Brandenburg asked DHEC to address with the company, which was not represented at the meeting, noise and light pollution during nighttime operations. She also pointed out to DHEC the existence of a public park in the Middlesix community that she said was 1.057 miles from the edge of the mine and that could be in the path of wind-blown dust.

Green asked DHEC if overburden from the mine could be used as a berm along the northwestern boundary of the site to act as a noise buffer. Joe Koon, with DHEC’s Division of Mining and Solid Waste Management, noted on a map of the more than 900-acre site a little more than 405 acres of undisturbed natural buffer around the mining site.

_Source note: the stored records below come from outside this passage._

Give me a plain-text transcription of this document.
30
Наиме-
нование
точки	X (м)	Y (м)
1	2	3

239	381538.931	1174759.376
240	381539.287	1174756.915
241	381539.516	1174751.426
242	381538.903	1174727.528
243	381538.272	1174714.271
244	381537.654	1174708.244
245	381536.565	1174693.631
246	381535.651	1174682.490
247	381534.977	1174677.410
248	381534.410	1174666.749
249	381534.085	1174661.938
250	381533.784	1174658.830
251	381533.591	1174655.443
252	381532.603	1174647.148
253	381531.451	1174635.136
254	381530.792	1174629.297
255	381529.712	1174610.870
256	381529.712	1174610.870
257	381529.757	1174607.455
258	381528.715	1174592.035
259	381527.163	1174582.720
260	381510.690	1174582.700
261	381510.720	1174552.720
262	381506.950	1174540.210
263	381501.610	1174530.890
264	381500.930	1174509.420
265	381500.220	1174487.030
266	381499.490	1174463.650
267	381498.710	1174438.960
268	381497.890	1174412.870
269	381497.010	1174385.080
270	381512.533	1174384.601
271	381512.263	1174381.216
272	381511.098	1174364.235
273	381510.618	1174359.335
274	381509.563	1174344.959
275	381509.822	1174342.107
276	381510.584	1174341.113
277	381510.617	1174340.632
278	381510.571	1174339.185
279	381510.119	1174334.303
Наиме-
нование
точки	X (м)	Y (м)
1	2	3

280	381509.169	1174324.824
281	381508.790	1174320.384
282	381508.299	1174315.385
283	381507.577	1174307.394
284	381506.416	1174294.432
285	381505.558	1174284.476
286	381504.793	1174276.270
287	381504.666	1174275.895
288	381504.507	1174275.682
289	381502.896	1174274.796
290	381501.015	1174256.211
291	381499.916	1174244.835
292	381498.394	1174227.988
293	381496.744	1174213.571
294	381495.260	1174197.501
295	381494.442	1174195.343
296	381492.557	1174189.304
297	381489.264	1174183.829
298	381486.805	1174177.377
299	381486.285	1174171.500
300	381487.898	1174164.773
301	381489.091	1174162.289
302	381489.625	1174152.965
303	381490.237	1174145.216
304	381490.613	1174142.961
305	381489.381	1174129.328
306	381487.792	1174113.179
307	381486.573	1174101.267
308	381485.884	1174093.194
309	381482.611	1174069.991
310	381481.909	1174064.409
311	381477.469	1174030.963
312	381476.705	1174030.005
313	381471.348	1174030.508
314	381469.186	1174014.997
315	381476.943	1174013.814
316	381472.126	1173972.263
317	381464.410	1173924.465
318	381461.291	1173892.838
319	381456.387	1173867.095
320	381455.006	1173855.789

Milton Pope, Fairfield County Administrator, who sat in on the meeting as an observer, said it was his understanding from the company that overburden would indeed be used as a berm.

Green’s biggest concern, however, was water, which the company plans to use in dust control and to wash stone.

“Do they know they have enough water (on site)?” Green asked.

Kent Coleman, Director of DHEC’s Division of Mining and Solid Waste Management, said his department had no specific calculations of how much water the company will require, but said the company will use sediment ponds in a closed-loop system and will not be drilling wells. The company will also not be drawing water from nearby Horse Creek, Coleman said.

“They need to give assurances that they have adequate water for dust control,” Coleman said, “and we will ask for that.”

Coleman said local water levels in nearby residential wells, as well as in the pond located on property owned by T.A. Harman adjacent to the mining property, would be monitored by DHEC. Any drop in water levels would be addressed immediately, Coleman said, so residents would not find themselves with a dry well or drained pond overnight.

Green also probed DHEC about existing wetlands on the site, and Coleman said the company’s approach “is to delineate wetlands and stay off of them.”

Pope asked DHEC about the blasting radius, how it is measured and how seismic vibrations would be monitored. Coleman said DHEC requires a minimum distance of 1,000 feet from the edge of the pit to the nearest residence for blasting.

“In this case, so far as we know right now, all of the structures that we would be looking are at least 2,400 to 2,500 feet from the blasting area,” Coleman said. “The mining law requires a maximum ground acceleration – how much can you make the ground vibrate – by law, that’s established. We can measure that or we can ask them to measure that.”

Coleman said he expects the company to submit its air and water permitting applications by late August and residents could expect a public hearing in late October or early November.